Teladoc Health (NYSE: TDOC) announced its 2023 Q1 financial results on April 26, 2023. According to the announcement, revenue was up 11% (YoY, 3 months). In addition, amount of operating loss was decreased to 77,102 thousands USD from 6,669,379 thousands USD in 2022 Q1. Moreover, net loss in 2023 Q1 was 69,228 thousands USD. In 2022 Q1, net loss was 6,674,523 thousands USD. However, please note that the company recorded non-cash stock-based compensation of 46,038 thousands USD in 2023 Q1.
The huge amount of operating loss and net loss in 2022 Q1 were both attributable to non-cash goodwill impairment.
As for adjusted EBITDA, it showed strong growth of up 51% (YoY, 3 months).
Among total revenue, access Fees revenue, which represents subscription revenue from member companies, was up 12% (YoY, 3 months). As for geographical revenues, U.S. revenue was up 10% while international revenue was up 18%.

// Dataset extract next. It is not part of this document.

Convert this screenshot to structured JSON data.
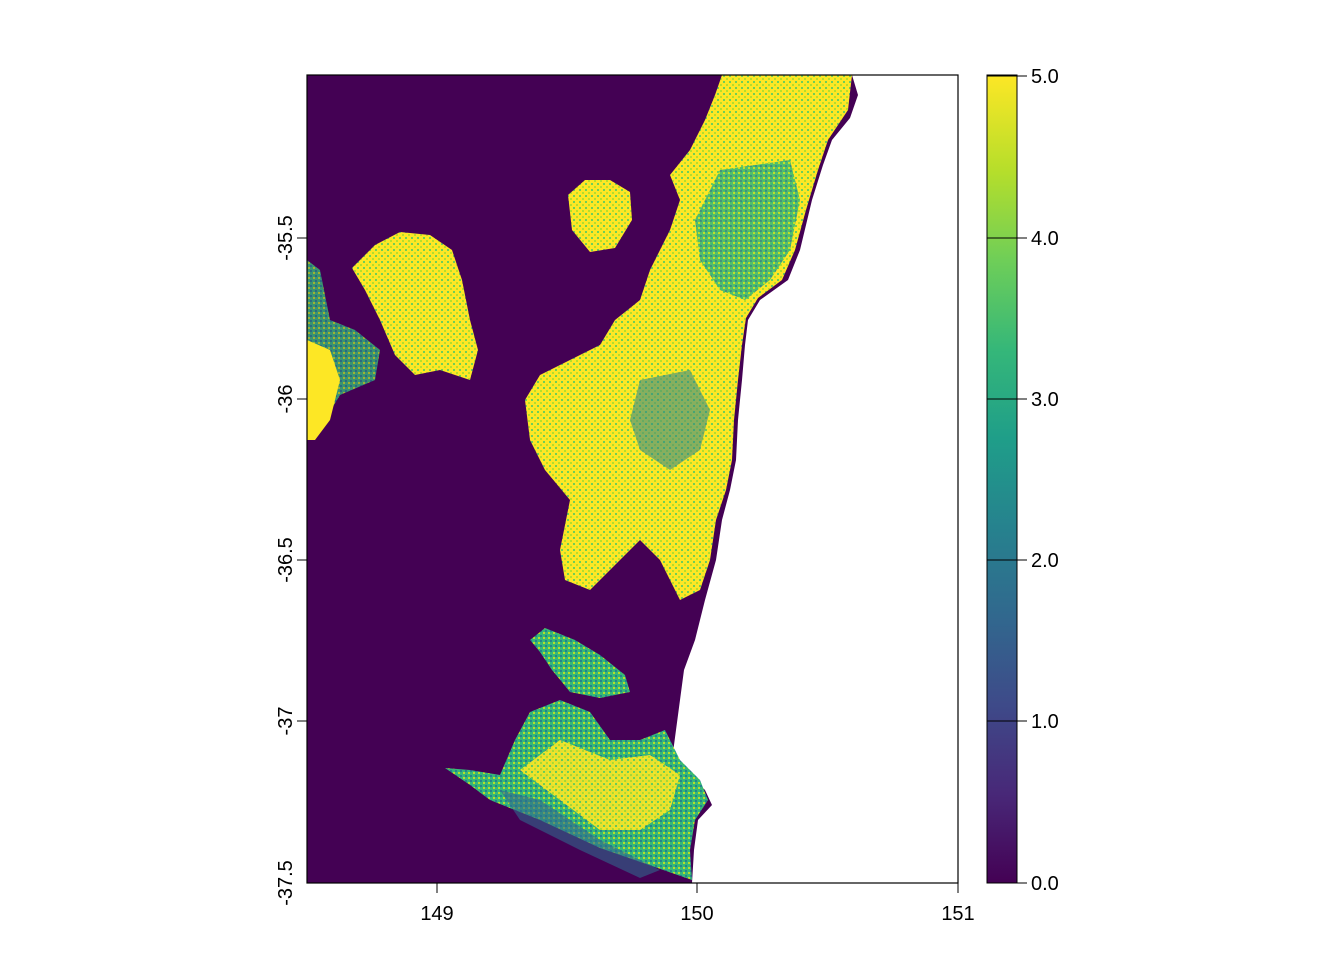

Looking at number of membership, mental health-related BetterHelp Paying Users were up 22% (YoY, 3 months). In addition, Chronic Care Program Enrollment was up 13%. Double-digit increases in the number of mental health and chronic disease-related users have a potential for steady and continuing growth in Teladoc’s revenues.
Net cash provided by operating activities increased to 13,156 thousands USD (cash outflow of 31,747 thousands USD in 2022 Q1). On the other hand, free cash flow recorded cash outflow of 32,468 thousands USD (cash outflow of 59,314 thousands USD in 2022 Q1).
Finally, Teladoc are holding a large amount of current assets and maintaining the higher shareholders’ equity ratio. We believe that the strong growth in adjusted EBITDA indicates strength of Teladoc’s business.
- Watanabe & Brothers’ Investment is holding shares of Teladoc Health.